Analysis of these factors reveals the critical points: \(x = 1, 2, 3\). These points indicate where the expression inside the absolute values changes sign. We will analyze \(f(x)\) piecewise over the intervals determined by these critical points: 

• For \(x < 1\): Both expressions are positive, so \(f(x) = (x-1)(x-3) + (x-2)(x-3) = 2x^2 - 10x + 15\).
• For \(1 \leq x < 2\): \((x-1)(x-3)\) is non-negative, but \((x-2)(x-3)\) is negative: \(f(x) = (x-1)(x-3) - (x-2)(x-3) = 2(x-3)\).
• For \(2 \leq x < 3\): Both expressions are negative: \(f(x) = -(x-1)(x-3) - (x-2)(x-3) = 10 - 2x^2\).
• For \(x = 3\): \(f(x) = 0\) since both expressions are zero.
• For \(x > 3\): Both expressions are non-negative, so \(f(x) = (x-1)(x-3) + (x-2)(x-3) = 2x^2 - 10x + 15\).

Evaluating these, we find that for \(x = 3\), \(f(x) = 0\). This is the minimum value since the other evaluated values are greater than zero.
Thus, the minimum value of \( f(x) \) is 0.

Answer 2

Factor both expressions: \[ f(x) = |(x - 1)(x - 3)| + |(x - 2)(x - 3)| \] The critical points are at \( x = 1, 2, 3 \).

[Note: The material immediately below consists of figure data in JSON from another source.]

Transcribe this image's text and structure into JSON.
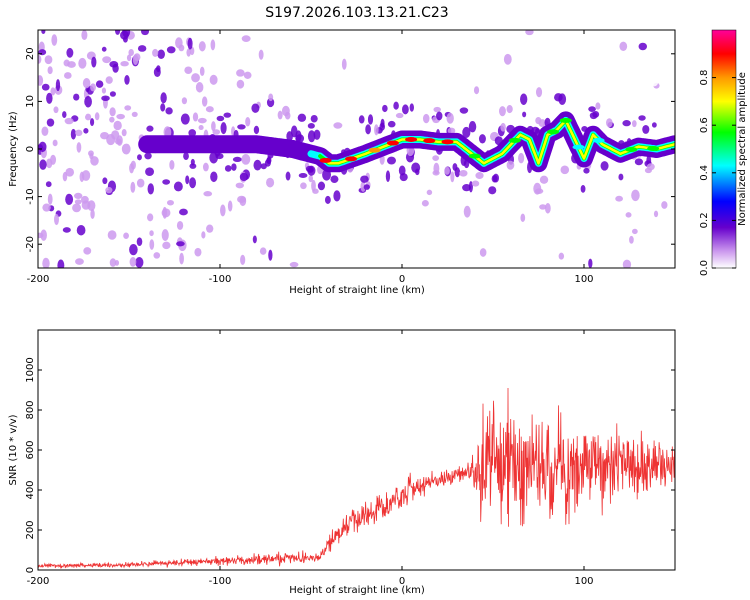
{
  "title": "S197.2026.103.13.21.C23",
  "chart_data": [
    {
      "type": "heatmap",
      "title": "S197.2026.103.13.21.C23",
      "xlabel": "Height of straight line (km)",
      "ylabel": "Frequency (Hz)",
      "xlim": [
        -200,
        150
      ],
      "ylim": [
        -25,
        25
      ],
      "xticks": [
        -200,
        -100,
        0,
        100
      ],
      "yticks": [
        -20,
        -10,
        0,
        10,
        20
      ],
      "colorbar": {
        "label": "Normalized spectral amplitude",
        "range": [
          0,
          1
        ],
        "ticks": [
          0.0,
          0.2,
          0.4,
          0.6,
          0.8
        ],
        "tick_labels": [
          "0.0",
          "0.2",
          "0.4",
          "0.6",
          "0.8"
        ],
        "colors": [
          "#ffffff",
          "#cc99ee",
          "#6600cc",
          "#0000ff",
          "#00ffff",
          "#00ff00",
          "#ffff00",
          "#ff9900",
          "#ff0000",
          "#ff0099"
        ]
      },
      "ridge": {
        "description": "Dominant frequency track",
        "x": [
          -100,
          -80,
          -60,
          -45,
          -40,
          -35,
          -20,
          -10,
          0,
          10,
          20,
          30,
          35,
          45,
          55,
          60,
          65,
          70,
          75,
          80,
          85,
          90,
          95,
          100,
          105,
          110,
          120,
          130,
          140,
          150
        ],
        "y": [
          1,
          1,
          0,
          -1.5,
          -3,
          -3,
          -1,
          0.5,
          2,
          2,
          1.5,
          1.5,
          0,
          -3,
          -1,
          1,
          3,
          2,
          -3,
          3,
          4,
          6,
          2,
          -2,
          3,
          1,
          -1,
          0.5,
          0,
          1
        ]
      }
    },
    {
      "type": "line",
      "xlabel": "Height of straight line (km)",
      "ylabel": "SNR (10 * v/v)",
      "xlim": [
        -200,
        150
      ],
      "ylim": [
        0,
        1200
      ],
      "xticks": [
        -200,
        -100,
        0,
        100
      ],
      "yticks": [
        0,
        200,
        400,
        600,
        800,
        1000
      ],
      "series": [
        {
          "name": "SNR",
          "color": "#ee3333",
          "envelope": {
            "x": [
              -200,
              -150,
              -100,
              -60,
              -45,
              -40,
              -30,
              -20,
              -10,
              0,
              10,
              20,
              30,
              38,
              42,
              50,
              60,
              70,
              80,
              90,
              100,
              110,
              120,
              130,
              140,
              150
            ],
            "mean": [
              20,
              25,
              45,
              60,
              60,
              140,
              230,
              280,
              320,
              370,
              420,
              450,
              480,
              490,
              500,
              520,
              520,
              530,
              520,
              520,
              510,
              520,
              520,
              520,
              530,
              540
            ],
            "spread": [
              12,
              15,
              25,
              40,
              20,
              50,
              70,
              80,
              80,
              80,
              70,
              60,
              50,
              60,
              300,
              350,
              400,
              350,
              300,
              300,
              250,
              220,
              200,
              200,
              180,
              180
            ]
          }
        }
      ]
    }
  ]
}
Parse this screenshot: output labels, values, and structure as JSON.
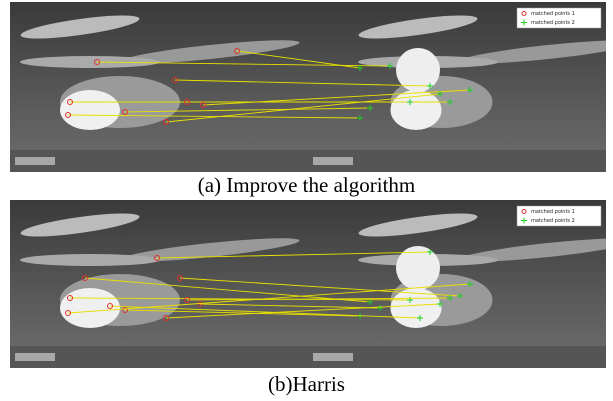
{
  "figures": [
    {
      "caption": "(a) Improve the algorithm",
      "legend": [
        "matched points 1",
        "matched points 2"
      ]
    },
    {
      "caption": "(b)Harris",
      "legend": [
        "matched points 1",
        "matched points 2"
      ]
    }
  ]
}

We analyze piecewise:

• Case 1: \( x<1 \) Both expressions are positive:
  \[ f(x) = (1 - x)(3 - x) + (2 - x)(3 - x) \]
  
• Case 2: \( 1 \leq x<2 \) \[ f(x) = (x - 1)(3 - x) + (2 - x)(3 - x) \]
  
• Case 3: \( 2 \leq x<3 \) \[ f(x) = (x - 1)(x - 3) + (x - 2)(x - 3) \]
  
• Case 4: \( x>3 \)
  Both are positive again: \[ f(x) = (x - 1)(x - 3) + (x - 2)(x - 3) \]
  

Now test values at critical points:
- At \( x = 1 \): \( f(1) = |1 - 4 + 3| + |1 - 5 + 6| = |0| + |2| = 2 \)
- At \( x = 2 \): \( f(2) = |4 - 8 + 3| + |4 - 10 + 6| = | -1 | + |0| = 1 \)
- At \( x = 3 \): \( f(3) = |9 - 12 + 3| + |9 - 15 + 6| = |0| + |0| = 0 \)